= David Ellington =

English actor and TV presenter

David Ellington is an English actor and presenter based in Bristol. He is Deaf and uses British Sign Language (BSL).

==Career==
Ellington started acting in 1997. Theatre credits include Frozen (Fingersmiths), Bent / Diary of an Action Man (Graeae), Under Milk Wood (Oxfordshire Theatre Tour Company), Extraordinary Wall of Silence (Ad Infinitum). He won Best Actor for DEF in the Deaf Oscars.

Ellington explores various artistic forms, like circus art and street theatre, taking part in productions such as Extraordinary Bodies - What Am I Worth / Weighting (Diverse City & Cirque Bijou).

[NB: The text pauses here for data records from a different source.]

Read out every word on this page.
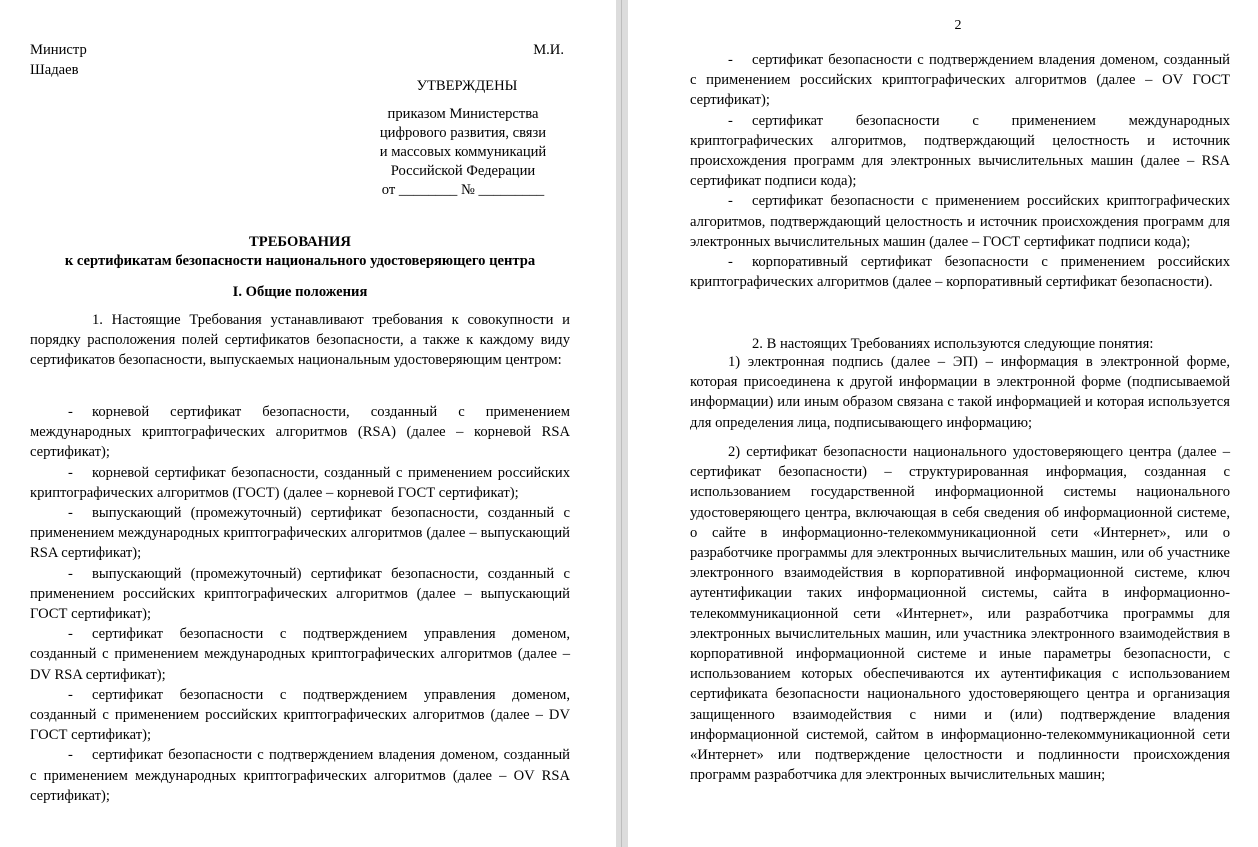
Министр	М.И.
Шадаев
УТВЕРЖДЕНЫ
приказом Министерства
цифрового развития, связи
и массовых коммуникаций
Российской Федерации
от ________ № _________
ТРЕБОВАНИЯ
к сертификатам безопасности национального удостоверяющего центра
I. Общие положения

1. Настоящие Требования устанавливают требования к совокупности и порядку расположения полей сертификатов безопасности, а также к каждому виду сертификатов безопасности, выпускаемых национальным удостоверяющим центром:

- корневой сертификат безопасности, созданный с применением международных криптографических алгоритмов (RSA) (далее – корневой RSA сертификат);

- корневой сертификат безопасности, созданный с применением российских криптографических алгоритмов (ГОСТ) (далее – корневой ГОСТ сертификат);

- выпускающий (промежуточный) сертификат безопасности, созданный с применением международных криптографических алгоритмов (далее – выпускающий RSA сертификат);

- выпускающий (промежуточный) сертификат безопасности, созданный с применением российских криптографических алгоритмов (далее – выпускающий ГОСТ сертификат);

- сертификат безопасности с подтверждением управления доменом, созданный с применением международных криптографических алгоритмов (далее – DV RSA сертификат);

- сертификат безопасности с подтверждением управления доменом, созданный с применением российских криптографических алгоритмов (далее – DV ГОСТ сертификат);

- сертификат безопасности с подтверждением владения доменом, созданный с применением международных криптографических алгоритмов (далее – OV RSA сертификат);

2

- сертификат безопасности с подтверждением владения доменом, созданный с применением российских криптографических алгоритмов (далее – OV ГОСТ сертификат);

- сертификат безопасности с применением международных криптографических алгоритмов, подтверждающий целостность и источник происхождения программ для электронных вычислительных машин (далее – RSA сертификат подписи кода);

- сертификат безопасности с применением российских криптографических алгоритмов, подтверждающий целостность и источник происхождения программ для электронных вычислительных машин (далее – ГОСТ сертификат подписи кода);

- корпоративный сертификат безопасности с применением российских криптографических алгоритмов (далее – корпоративный сертификат безопасности).

2. В настоящих Требованиях используются следующие понятия:

1) электронная подпись (далее – ЭП) – информация в электронной форме, которая присоединена к другой информации в электронной форме (подписываемой информации) или иным образом связана с такой информацией и которая используется для определения лица, подписывающего информацию;

2) сертификат безопасности национального удостоверяющего центра (далее – сертификат безопасности) – структурированная информация, созданная с использованием государственной информационной системы национального удостоверяющего центра, включающая в себя сведения об информационной системе, о сайте в информационно-телекоммуникационной сети «Интернет», или о разработчике программы для электронных вычислительных машин, или об участнике электронного взаимодействия в корпоративной информационной системе, ключ аутентификации таких информационной системы, сайта в информационно-телекоммуникационной сети «Интернет», или разработчика программы для электронных вычислительных машин, или участника электронного взаимодействия в корпоративной информационной системе и иные параметры безопасности, с использованием которых обеспечиваются их аутентификация с использованием сертификата безопасности национального удостоверяющего центра и организация защищенного взаимодействия с ними и (или) подтверждение владения информационной системой, сайтом в информационно-телекоммуникационной сети «Интернет» или подтверждение целостности и подлинности происхождения программ разработчика для электронных вычислительных машин;
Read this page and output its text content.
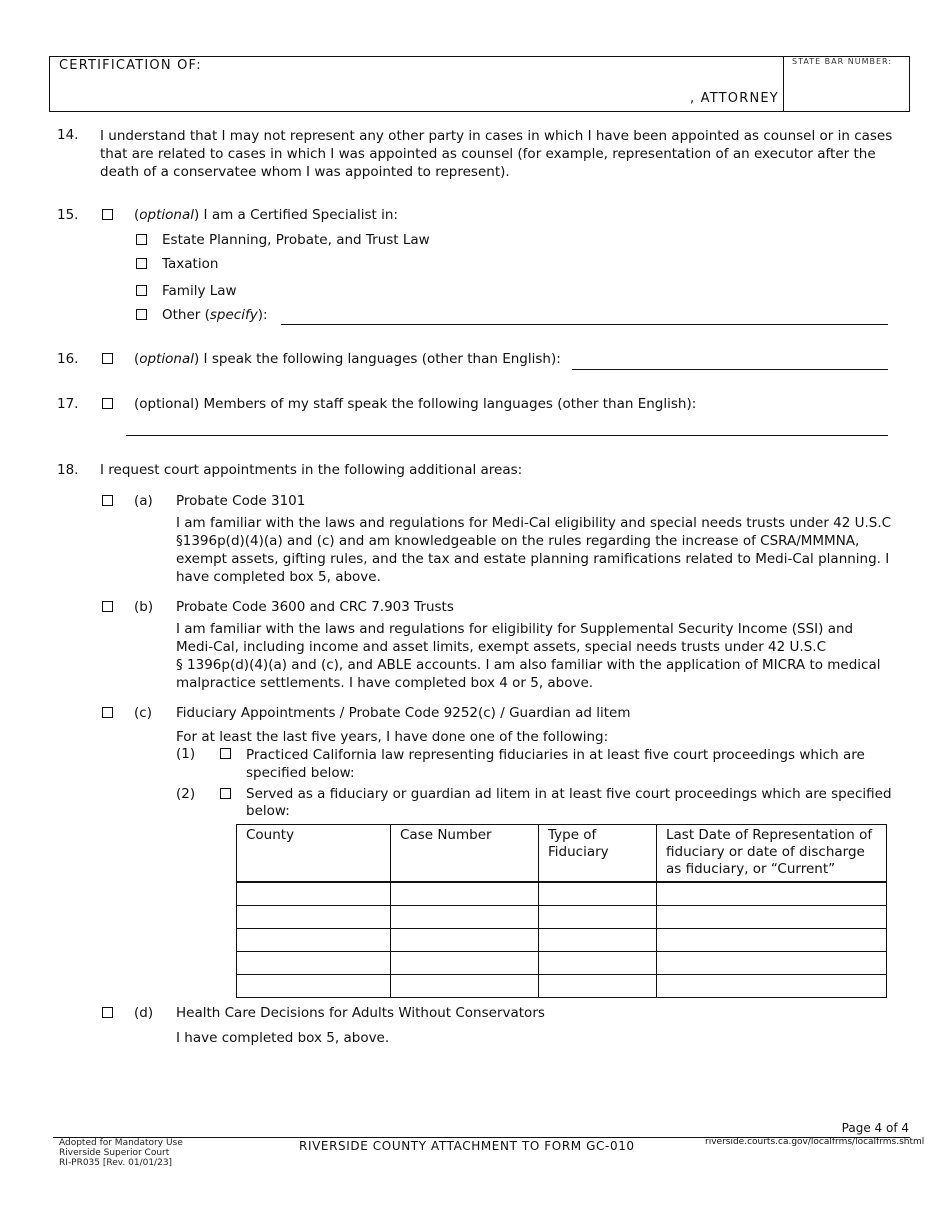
CERTIFICATION OF:
, ATTORNEY
STATE BAR NUMBER:
14. I understand that I may not represent any other party in cases in which I have been appointed as counsel or in cases
that are related to cases in which I was appointed as counsel (for example, representation of an executor after the
death of a conservatee whom I was appointed to represent).
15.	(optional) I am a Certified Specialist in:
Estate Planning, Probate, and Trust Law
Taxation
Family Law
Other (specify):
16.	(optional) I speak the following languages (other than English):
17.	(optional) Members of my staff speak the following languages (other than English):
18. I request court appointments in the following additional areas:
(a) Probate Code 3101
I am familiar with the laws and regulations for Medi-Cal eligibility and special needs trusts under 42 U.S.C
§1396p(d)(4)(a) and (c) and am knowledgeable on the rules regarding the increase of CSRA/MMMNA,
exempt assets, gifting rules, and the tax and estate planning ramifications related to Medi-Cal planning. I
have completed box 5, above.
(b) Probate Code 3600 and CRC 7.903 Trusts
I am familiar with the laws and regulations for eligibility for Supplemental Security Income (SSI) and
Medi-Cal, including income and asset limits, exempt assets, special needs trusts under 42 U.S.C
§ 1396p(d)(4)(a) and (c), and ABLE accounts. I am also familiar with the application of MICRA to medical
malpractice settlements. I have completed box 4 or 5, above.
(c) Fiduciary Appointments / Probate Code 9252(c) / Guardian ad litem
For at least the last five years, I have done one of the following:
(1)	Practiced California law representing fiduciaries in at least five court proceedings which are
specified below:
(2)	Served as a fiduciary or guardian ad litem in at least five court proceedings which are specified
below:
County	Case Number	Type of Fiduciary	Last Date of Representation of fiduciary or date of discharge as fiduciary, or “Current”

(d) Health Care Decisions for Adults Without Conservators
I have completed box 5, above.
Page 4 of 4
Adopted for Mandatory Use
Riverside Superior Court
RI-PR035 [Rev. 01/01/23]
RIVERSIDE COUNTY ATTACHMENT TO FORM GC-010	riverside.courts.ca.gov/localfrms/localfrms.shtml
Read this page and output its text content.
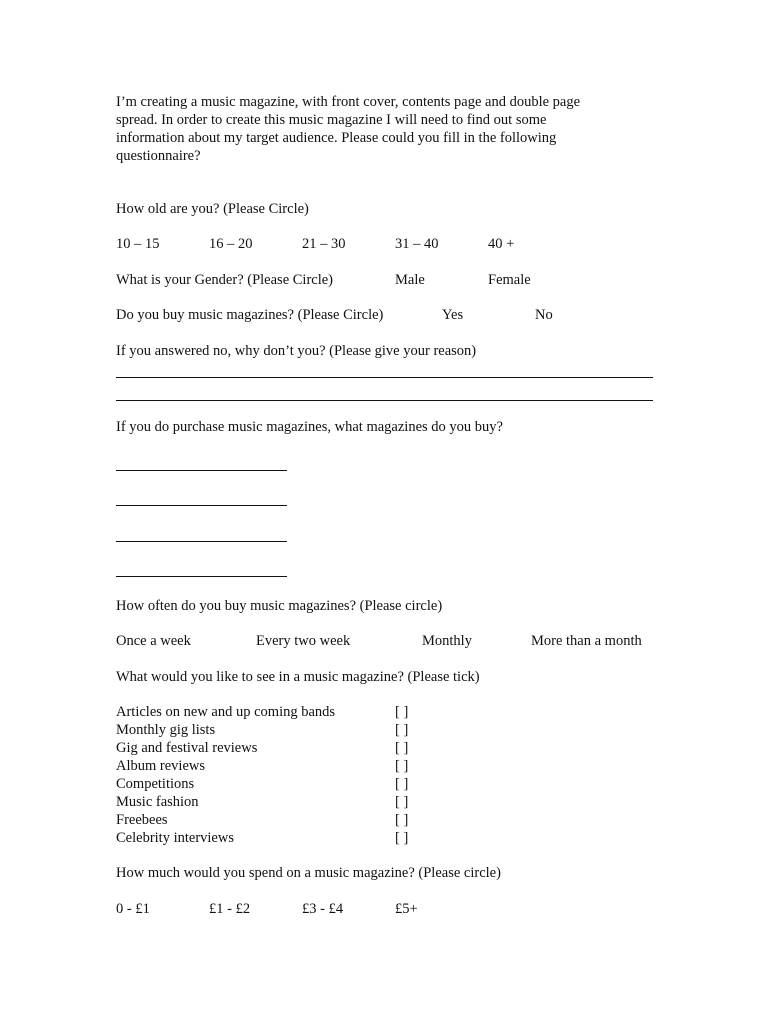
I’m creating a music magazine, with front cover, contents page and double page
spread. In order to create this music magazine I will need to find out some
information about my target audience. Please could you fill in the following
questionnaire?
How old are you? (Please Circle)
10 – 15	16 – 20	21 – 30	31 – 40	40 +
What is your Gender? (Please Circle)	Male	Female
Do you buy music magazines? (Please Circle)	Yes	No
If you answered no, why don’t you? (Please give your reason)
If you do purchase music magazines, what magazines do you buy?
How often do you buy music magazines? (Please circle)
Once a week	Every two week	Monthly	More than a month
What would you like to see in a music magazine? (Please tick)
Articles on new and up coming bands	[ ]
Monthly gig lists	[ ]
Gig and festival reviews	[ ]
Album reviews	[ ]
Competitions	[ ]
Music fashion	[ ]
Freebees	[ ]
Celebrity interviews	[ ]
How much would you spend on a music magazine? (Please circle)
0 - £1	£1 - £2	£3 - £4	£5+
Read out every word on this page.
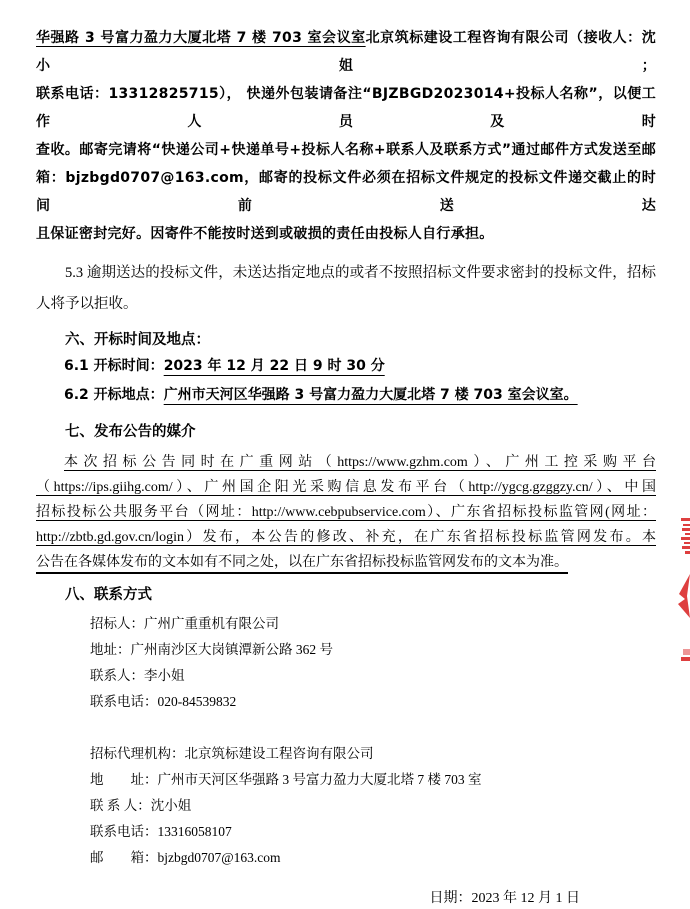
华强路 3 号富力盈力大厦北塔 7 楼 703 室会议室北京筑标建设工程咨询有限公司（接收人：沈小姐；
联系电话：13312825715）， 快递外包装请备注“BJZBGD2023014+投标人名称”，以便工作人员及时
查收。邮寄完请将“快递公司+快递单号+投标人名称+联系人及联系方式”通过邮件方式发送至邮
箱：bjzbgd0707@163.com，邮寄的投标文件必须在招标文件规定的投标文件递交截止的时间前送达
且保证密封完好。因寄件不能按时送到或破损的责任由投标人自行承担。
5.3 逾期送达的投标文件，未送达指定地点的或者不按照招标文件要求密封的投标文件，招标
人将予以拒收。
六、开标时间及地点：
6.1 开标时间：2023 年 12 月 22 日 9 时 30 分
6.2 开标地点：广州市天河区华强路 3 号富力盈力大厦北塔 7 楼 703 室会议室。
七、发布公告的媒介
本次招标公告同时在广重网站（https://www.gzhm.com）、广州工控采购平台
（https://ips.giihg.com/）、广州国企阳光采购信息发布平台（http://ygcg.gzggzy.cn/）、中国
招标投标公共服务平台（网址：http://www.cebpubservice.com）、广东省招标投标监管网(网址：
http://zbtb.gd.gov.cn/login）发布，本公告的修改、补充，在广东省招标投标监管网发布。本
公告在各媒体发布的文本如有不同之处，以在广东省招标投标监管网发布的文本为准。
八、联系方式
招标人：广州广重重机有限公司
地址：广州南沙区大岗镇潭新公路 362 号
联系人：李小姐
联系电话：020-84539832
招标代理机构：北京筑标建设工程咨询有限公司
地　　址：广州市天河区华强路 3 号富力盈力大厦北塔 7 楼 703 室
联 系 人：沈小姐
联系电话：13316058107
邮　　箱：bjzbgd0707@163.com
日期：2023 年 12 月 1 日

He has appeared in television productions, such as The Inspector Lynley Mysteries (BBC) and Holby City (BBC). Ellington was also part of the London 2012 Paralympic Opening Ceremony, and has featured signing throughout a commercial for Channel 4, broadcast to celebrate the end of the 2016 Summer Olympics.

He appears regularly on BBC's Deaf magazine See Hear. He has directed a documentary focused on the racism within the Deaf community, "Dismantling Racism", on the wake of the Black Lives Matter movement.

In 2007 he founded VS1 Production, a company specialised in video productions featuring British Sign Language (BSL).